O futuro econômico do Iraque dependerá de muitos fatores, inclusive o tipo de governo que emergirá em Bagdá nos próximos meses e a habilidade do país de fortalecer sua debilitada infra-estrutura de produção petrolífera, dizem os analistas entrevistados peloKnowledge@Wharton. Na verdade, o petróleo tem sido uma bênção e uma maldição para o Iraque. Assim como em outros países do Oriente Médio, o petróleo pode proporcionar uma imensa riqueza, porém também pode enfraquecer o esforço de um país para desenvolver outros setores econômicos.

 

“A economia do Iraque depende de seu petróleo, de sua habilidade em extraí-lo e vendê-lo nos mercados mundiais”, diz Raphael Amit, professor de empreendedorismo da Wharton, nascido em Israel. O Iraque possui a segunda maior reserva de petróleo do mundo, atrás da Arábia Saudita, porém durante o regime de Saddam Hussein verificou-se uma escassez crítica de peças sobressalentes e um acentuado declínio na capacidade produtiva. O Iraque tem capacidade para produzir cerca de seis milhões de barris de petróleo por dia, segundo estimativas publicadas, mas produz atualmente apenas metade desse volume.

 

Amit diz que a indústria petrolífera do Iraque deve ser privatizada. O governo ficaria encarregado da tributação e da regulamentação, porém as companhias multinacionais de petróleo supervisionariam a produção com vistas à geração de lucros. “Depois da guerra, o foco principal terá de ser o gerenciamento da indústria petrolífera por companhias internacionais de petróleo”, argumenta. “Isso trará ao Iraque uma enorme quantidade de investimentos que criará empregos e abastecerá a economia. O Iraque não dispõe de muitos elementos para jogar. Ou joga com o petróleo ou não joga.”

 

Bart Kaminski, consultor do Banco Mundial e professor do departamento de Governo e Política da Universidade de Maryland, concorda que o controle das instalações petrolíferas do Iraque deveria ser transferido para o setor privado, com algumas ressalvas. “Eu as privatizaria com a garantia de uma cláusula sólida que assegurasse a permanência dos lucros no país, com regras claras de como utilizar o dinheiro”, disse Kaminski, um polonês que, como pesquisador e consultor, conheceu de perto as economias do leste Europeu e da Europa central na época em que emergiam das sombras da União Soviética, durante a década de 1990.

 

Segundo publicação do jornal Financial Times de 7 de abril, os iraquianos especialistas em petróleo que estão no exílio insistem em que o Iraque deve se abrir às companhias de petróleo internacionais o mais rápido possível, assim que a guerra acabar.
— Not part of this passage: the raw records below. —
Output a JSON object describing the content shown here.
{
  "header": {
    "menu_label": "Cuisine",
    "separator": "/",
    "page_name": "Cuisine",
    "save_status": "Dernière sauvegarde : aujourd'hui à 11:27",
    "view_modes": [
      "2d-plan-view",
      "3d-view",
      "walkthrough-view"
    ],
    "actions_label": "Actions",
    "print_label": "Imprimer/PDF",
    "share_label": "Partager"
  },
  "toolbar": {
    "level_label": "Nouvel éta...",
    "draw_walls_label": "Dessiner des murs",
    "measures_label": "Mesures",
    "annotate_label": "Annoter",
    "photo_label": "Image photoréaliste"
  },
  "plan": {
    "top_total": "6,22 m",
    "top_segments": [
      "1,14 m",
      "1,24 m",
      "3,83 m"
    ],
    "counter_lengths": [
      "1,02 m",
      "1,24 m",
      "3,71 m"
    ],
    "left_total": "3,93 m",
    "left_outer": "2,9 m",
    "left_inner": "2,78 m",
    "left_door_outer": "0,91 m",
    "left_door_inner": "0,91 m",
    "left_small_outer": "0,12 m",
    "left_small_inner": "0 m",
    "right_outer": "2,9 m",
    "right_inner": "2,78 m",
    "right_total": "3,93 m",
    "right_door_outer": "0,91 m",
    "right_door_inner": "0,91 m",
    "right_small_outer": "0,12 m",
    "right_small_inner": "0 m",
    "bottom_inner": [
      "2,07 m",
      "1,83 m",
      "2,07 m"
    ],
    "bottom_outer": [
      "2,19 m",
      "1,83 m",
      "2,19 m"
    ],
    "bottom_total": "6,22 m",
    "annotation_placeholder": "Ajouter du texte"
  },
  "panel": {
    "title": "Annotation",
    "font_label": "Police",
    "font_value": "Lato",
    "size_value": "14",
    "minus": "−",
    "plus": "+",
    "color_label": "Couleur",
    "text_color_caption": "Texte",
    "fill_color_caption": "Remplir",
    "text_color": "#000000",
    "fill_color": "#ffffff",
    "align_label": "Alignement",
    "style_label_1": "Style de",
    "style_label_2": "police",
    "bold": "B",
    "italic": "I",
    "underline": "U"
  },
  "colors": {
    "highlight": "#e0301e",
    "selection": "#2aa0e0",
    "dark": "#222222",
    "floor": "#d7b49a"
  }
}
Os comentários foram feitos em uma reunião de especialistas em petróleo, consultores empresariais e funcionários do Departamento de Estado americano. De acordo com o jornal, alguns participantes da reunião se diziam favoráveis aos contratos de partilha de produção (PSA, na sigla em inglês) celebrados com as companhias de petróleo.

 

Os contratos de partilha de produção são polêmicos. Em troca de participação acionária nos campos de petróleo, as companhias petrolíferas receberiam tratamento fiscal favorável e seriam protegidas contra certos prejuízos financeiros. O artigo publicado pela Newsweek International de 24 de março ressalta que as maiores companhias de petróleo são as únicas empresas com recursos para impulsionar a produção de petróleo do Iraque e desenvolver seus campos não explorados. “Para proteger as dezenas de bilhões de dólares que precisarão despejar no Iraque depois da guerra, as gigantes do petróleo provavelmente irão fazer pressão para obter esses contratos”, informou a revista. Até agora as companhias de petróleo assinaram contratos “principalmente com estados fracos, incapazes de defender seus estoques, mas jamais negociaram com os grandes países do Oriente Médio”, acrescenta o artigo.

 

US$ 383 bilhões em dívidas

O Iraque possui o equivalente a 112 bilhões de barris de petróleo em reservas comprovadas. Entretanto, suas reservas potenciais podem ser muito maiores, considerando-se que cerca de 90% do país permanece inexplorado devido a anos de guerra e sanções das Nações Unidas, informa a Administração de Informação de Energia (EIA, na sigla em inglês) do Departamento de Energia americano. Os custos da produção de petróleo no Iraque estão entre os menores do mundo, o que torna seus campos muito tentadores para potenciais investidores. Porém, apenas 15 dos 73 campos descobertos foram desenvolvidos e poucos poços profundos foram perfurados até agora, em comparação ao que acontece nos países vizinhos do Iraque, informa a EIA. Um Iraque revitalizado, membro original da Organização dos Países Exportadores de Petróleo (OPEP), poderia revelar-se um rival da Arábia Saudita.

 

O governo do Iraque exerce um controle firme sobre a indústria petrolífera desde que seu sistema socialista centralizador foi introduzido em 1968, informa a consultoria britânica Economist Intelligence Unit (EIU). As exportações de petróleo foram suspensas por sanções impostas pelas Nações Unidas após a Guerra do Golfo. Porém, segundo as condições do acordo que negociava petróleo por alimentos, firmado com as Nações Unidas em 1996, permitiu-se que o Iraque retomasse uma exportação limitada de petróleo; com isso o país poderia fornecer ao povo mercadorias compradas para fins humanitários. Tradicionalmente o petróleo é responsável por 95% dos rendimentos em moeda estrangeira do Iraque, de acordo com a base de dados World Factbook 2002, mantida pela Agência Central de Inteligência dos Estados Unidos (CIA). O regime de Saddam Hussein tentou sem sucesso aumentar o papel da agricultura na economia. A CIA estima que o PIB do Iraque caiu 5,7% em 2001 devido à desaceleração econômica mundial e à diminuição nos preços do petróleo.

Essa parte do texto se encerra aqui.